Girata in occasione della mostra curata da Stefano Roffi, Miró. Il colore dei sogni (Fondazione Magnani-Rocca, Parma), l’intervista proposta a Joan Punyet Miró (1968), prezioso collaboratore dell’esposizione parmense, da voce al nipote e critico d’arte che porta il nome dell’artista. Figlio dell’unica figlia di Joan e Pilar Miró, Joan Punyet ha fatto in tempo a conoscere bene il nonno nel periodo trascorso, almeno fino all’età di quindici anni, nella casa studio di Palma di Maiorca, terra amatissima dall’artista, che aveva dato i natali alla madre.
“Joan Miró ha sofferto moltissimo nella vita, soprattutto da giovane. Ha conosciuto la fame, ha subito l’esilio durante la guerra civile spagnola, ha affrontato prove difficili. E dopo l’esilio, la guerra e i soprusi del franchismo, non ha mai più dimenticato chi aveva bisogno, i rifugiati, i profughi, i dissidenti e i deboli”
(Joan Punyet Miró)
Nonostante il nonno non avesse mai molto tempo da dedicare ai nipoti, Joan Punyet lo ha frequentato abbastanza per ricordare l’uomo affettuoso e gentile che è stato Miró, un artista che negli Settanta del secolo scorso, era ancora molto vitale e nel pieno di una seconda maturità artistica, ma questa volta non ispirata da Parigi, bensì dalle poetiche dell’Action painting americana, dalla calligrafia giapponese e delle espressioni artistiche popolari e urbane.
Nel dopoguerra infatti, la pittura da cavalletto di Miró diventa attività secondaria; l’artista pensa in grande e realizza progetti di ampia diffusione e portata collettiva. L’arte pubblica, i murali e le enormi sculture, gli permettono di uscire allo scoperto e allargare le sue collaborazioni con architetti e artigiani, come l’artista stesso racconta in uno straordinario documento degli archivi Rai degli anni Settanta del Novecento (Joan Miró. Un’ora con).

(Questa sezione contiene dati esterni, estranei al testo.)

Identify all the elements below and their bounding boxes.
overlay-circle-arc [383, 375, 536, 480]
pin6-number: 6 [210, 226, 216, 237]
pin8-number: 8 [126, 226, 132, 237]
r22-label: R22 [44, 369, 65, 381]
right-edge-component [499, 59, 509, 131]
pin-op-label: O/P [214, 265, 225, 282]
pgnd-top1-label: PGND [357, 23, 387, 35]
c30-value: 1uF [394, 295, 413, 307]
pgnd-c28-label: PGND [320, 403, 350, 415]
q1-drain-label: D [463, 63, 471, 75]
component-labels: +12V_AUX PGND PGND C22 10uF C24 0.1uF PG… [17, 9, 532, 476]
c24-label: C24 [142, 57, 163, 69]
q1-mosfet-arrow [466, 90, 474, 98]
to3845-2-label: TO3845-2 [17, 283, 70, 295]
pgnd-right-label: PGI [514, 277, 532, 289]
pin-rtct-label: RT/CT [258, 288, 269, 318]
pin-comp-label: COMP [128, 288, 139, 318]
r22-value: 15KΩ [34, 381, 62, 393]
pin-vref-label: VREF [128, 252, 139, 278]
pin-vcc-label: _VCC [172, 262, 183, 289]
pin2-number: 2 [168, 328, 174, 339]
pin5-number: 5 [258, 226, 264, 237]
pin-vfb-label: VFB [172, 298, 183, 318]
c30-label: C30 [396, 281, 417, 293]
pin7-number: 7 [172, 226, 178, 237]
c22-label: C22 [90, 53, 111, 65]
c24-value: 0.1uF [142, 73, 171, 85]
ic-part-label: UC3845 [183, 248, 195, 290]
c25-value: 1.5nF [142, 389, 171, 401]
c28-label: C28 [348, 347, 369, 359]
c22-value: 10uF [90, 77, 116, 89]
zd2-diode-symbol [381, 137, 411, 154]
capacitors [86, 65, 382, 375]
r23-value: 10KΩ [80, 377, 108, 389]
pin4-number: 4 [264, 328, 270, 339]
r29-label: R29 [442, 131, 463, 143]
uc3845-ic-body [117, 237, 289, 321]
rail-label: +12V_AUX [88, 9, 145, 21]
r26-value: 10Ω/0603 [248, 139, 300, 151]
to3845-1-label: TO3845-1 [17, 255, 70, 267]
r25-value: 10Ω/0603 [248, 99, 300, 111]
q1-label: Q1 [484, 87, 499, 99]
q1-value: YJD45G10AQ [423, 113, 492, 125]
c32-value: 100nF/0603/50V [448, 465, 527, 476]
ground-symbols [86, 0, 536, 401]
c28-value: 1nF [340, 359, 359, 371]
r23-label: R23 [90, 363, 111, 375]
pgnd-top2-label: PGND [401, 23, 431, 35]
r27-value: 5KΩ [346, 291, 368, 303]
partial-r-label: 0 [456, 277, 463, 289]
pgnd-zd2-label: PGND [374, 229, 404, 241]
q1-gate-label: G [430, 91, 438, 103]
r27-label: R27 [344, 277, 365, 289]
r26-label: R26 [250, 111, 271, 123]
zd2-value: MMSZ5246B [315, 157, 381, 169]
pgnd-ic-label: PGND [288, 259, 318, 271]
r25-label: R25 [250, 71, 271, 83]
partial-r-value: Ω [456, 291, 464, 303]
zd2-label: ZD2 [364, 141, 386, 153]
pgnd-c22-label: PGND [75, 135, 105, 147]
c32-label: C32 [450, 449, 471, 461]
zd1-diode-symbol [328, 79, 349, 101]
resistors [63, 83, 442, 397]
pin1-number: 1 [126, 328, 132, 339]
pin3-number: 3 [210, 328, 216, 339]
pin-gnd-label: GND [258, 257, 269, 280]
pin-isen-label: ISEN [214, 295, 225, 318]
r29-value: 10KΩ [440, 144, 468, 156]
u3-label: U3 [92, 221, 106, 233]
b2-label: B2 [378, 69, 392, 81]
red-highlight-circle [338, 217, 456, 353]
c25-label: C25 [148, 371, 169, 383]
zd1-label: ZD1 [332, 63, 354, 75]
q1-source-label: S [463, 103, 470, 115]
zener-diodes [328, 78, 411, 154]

Da dove traeva origine la carica eversiva e rivoluzionaria, a tratti persino iconoclasta, che caratterizza buona parte della produzione pittorica di Miró ?
Con una dizione molto spagnoleggiante, Joan Punyet spiega come l’arte del nonno abbia sempre rappresentato una metafora della sua vita più profonda, dunque uno specchio della condizione esistenziale dell’artista.
Nato nella Barcellona di Gaudì, nel 1907, per volere del padre, Joan Miró (1893-1983), frequentava una Scuola Commerciale ed esercitava poi una professione impiegatizia che gli recò presto depressione e malattia. Rifugiato in una casa di famiglia nella campagna di Montroig, Miró decide di seguire la sua inclinazione e a diciannove anni frequenta la Scuola di Belle Arti (1912-1915) a Barcellona. Nella città dal fervente clima culturale,conosce poeti e artisti, vede mostre importanti e nei caffè, partecipa alle discussione sull’avanguardia parigina. Miró è subito attratto dalla poesia, ammira van Gogh, Gauguin, Matisse, il Futurismo e il Cubismo, con i quali si confronta in nature morte, nudi e paesaggi.